Mais cette simplicité, ce simplisme même parfois, n’est-ce pas le réquisit de toutes les compositions qui décrivent les hommes, les actions et les passions ?
On a voulu lire Les Mystères de Paris comme une œuvre manichéenne, ce qui est vrai, en partie. Les personnages sont distribués un peu grossièrement entre le Bien et le Mal. Mais cette lecture n’est que superficielle : elle ne regarde pas d’abord la nature des hommes qui, nous enseigne Sue, est faussée par un moi social devenu, à son tour, une seconde nature, sinon un atavisme. Dans cette société quasi dystopique, l’homme perd tout, jusqu’à son nom. Autour de Rodolphe qui, seul, dès le départ, a droit à sa véritable identité, le Chourineur, Fleur-de-Marie, la Chouette ou le Maître d’école se débattent en quête d’eux-mêmes.
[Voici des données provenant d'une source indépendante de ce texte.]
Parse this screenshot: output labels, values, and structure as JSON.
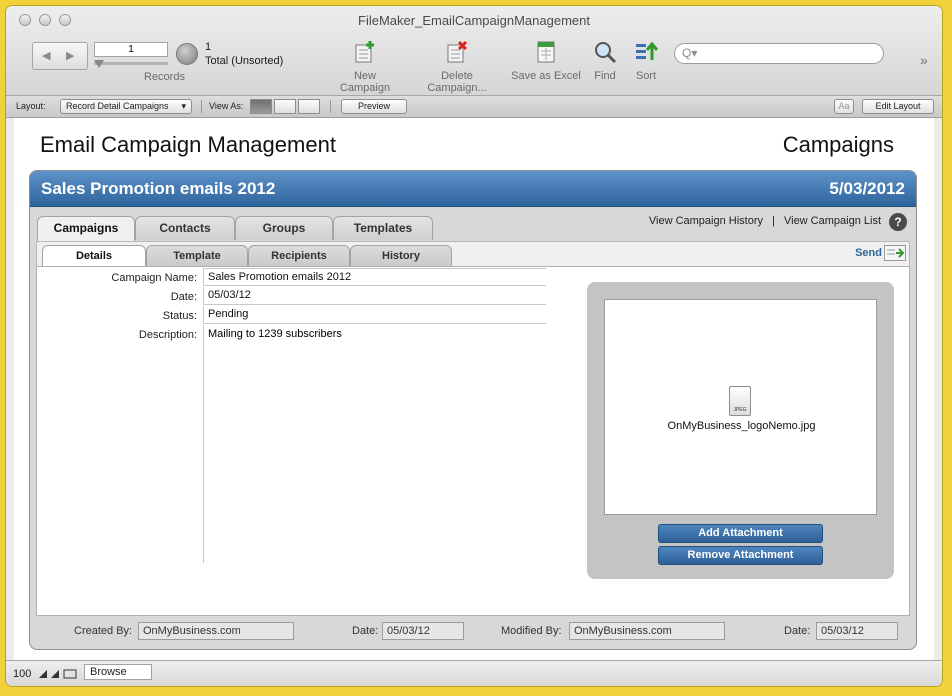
{
  "window": {
    "title": "FileMaker_EmailCampaignManagement"
  },
  "toolbar": {
    "record_number": "1",
    "record_count": "1",
    "found_status": "Total (Unsorted)",
    "records_label": "Records",
    "new_campaign": "New Campaign",
    "delete_campaign": "Delete Campaign...",
    "save_excel": "Save as Excel",
    "find": "Find",
    "sort": "Sort",
    "search_placeholder": "Q▾"
  },
  "layoutbar": {
    "layout_label": "Layout:",
    "layout_value": "Record Detail Campaigns",
    "view_as_label": "View As:",
    "preview": "Preview",
    "aa": "Aa",
    "edit_layout": "Edit Layout"
  },
  "header": {
    "title": "Email Campaign Management",
    "section": "Campaigns"
  },
  "campaign": {
    "name": "Sales Promotion emails 2012",
    "date": "5/03/2012"
  },
  "main_tabs": [
    "Campaigns",
    "Contacts",
    "Groups",
    "Templates"
  ],
  "links": {
    "history": "View Campaign History",
    "separator": "|",
    "list": "View Campaign List",
    "help": "?"
  },
  "sub_tabs": [
    "Details",
    "Template",
    "Recipients",
    "History"
  ],
  "send_label": "Send",
  "fields": {
    "name_label": "Campaign Name:",
    "name_value": "Sales Promotion emails 2012",
    "date_label": "Date:",
    "date_value": "05/03/12",
    "status_label": "Status:",
    "status_value": "Pending",
    "desc_label": "Description:",
    "desc_value": "Mailing to 1239 subscribers"
  },
  "attachment": {
    "file_type": "JPEG",
    "file_name": "OnMyBusiness_logoNemo.jpg",
    "add_button": "Add Attachment",
    "remove_button": "Remove Attachment"
  },
  "footer": {
    "created_by_label": "Created By:",
    "created_by": "OnMyBusiness.com",
    "created_date_label": "Date:",
    "created_date": "05/03/12",
    "modified_by_label": "Modified By:",
    "modified_by": "OnMyBusiness.com",
    "modified_date_label": "Date:",
    "modified_date": "05/03/12"
  },
  "statusbar": {
    "zoom": "100",
    "mode": "Browse"
  }
}
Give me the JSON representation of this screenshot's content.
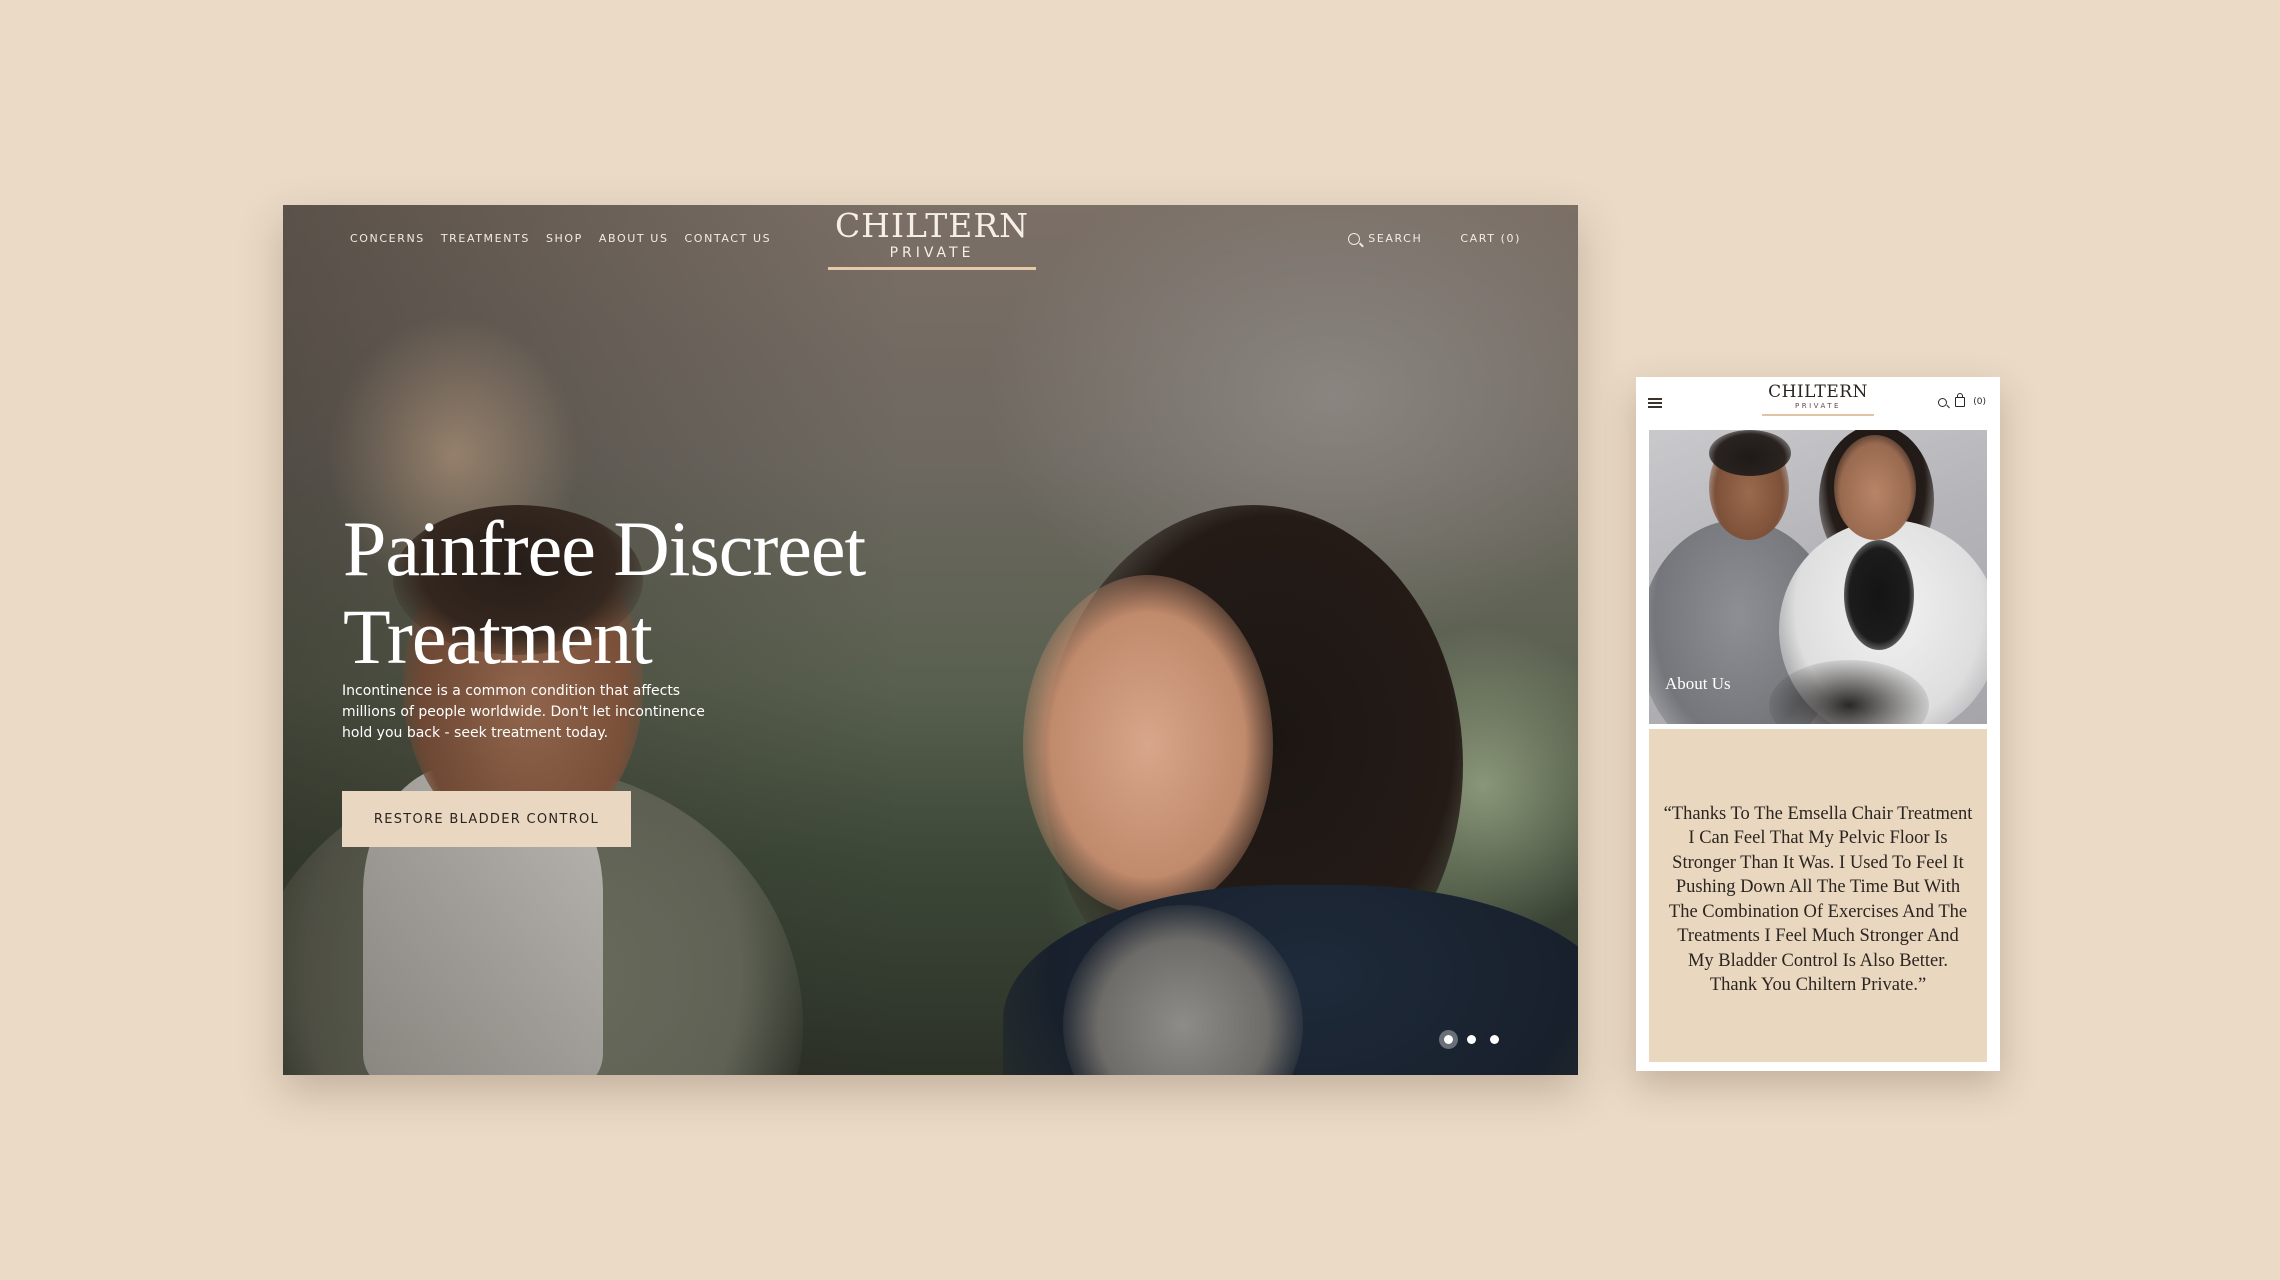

Guidé par « l’amour du bien et la haine des méchants », « ses deux instincts passionnés », seul Rodolphe, figure tutélaire voire divine, porte en lui une forme d’omnipotence et d’omniscience. Il est en effet capable de lire au fond des âmes : « Si l’homme a jamais, à l’instar de Prométhée, ravi quelque rayon de la divinité, c’est dans ces moments où il fait […] ce que la Providence devrait faire de temps à autre pour l’édification de ce monde : prouver aux bons et aux méchants qu’il y a récompense pour les uns, punition pour les autres. »
À ses côtés, le Chourineur se découvre « du cœur et de l’honneur », « deux mots puissants et magiques » qui avaient « presque subitement développé dans cette nature énergique les bons et généreux instincts qui existaient en germe. » La société égare, mais ne perd pas. Si l’on se perd, ce n’est jamais que par mauvaise nature de notre volonté, en témoigne le cas opposé du Maître d’école, qui « d’homme [s’est] fait bête sauvage ».
Ce que le roman prône, en filigrane, c’est donc un nouvel ordre de classement des individus, selon des critères non plus sociaux mais moraux, au sein d’une Cité qui se ferait projection agrandie de l’âme individuelle. Voilà la gageure platonicienne (républicaine ?) de Sue, à laquelle on peut se demander si, cent quatre-vingts ans plus tard, notre démocratie a apporté l’élément de résolution.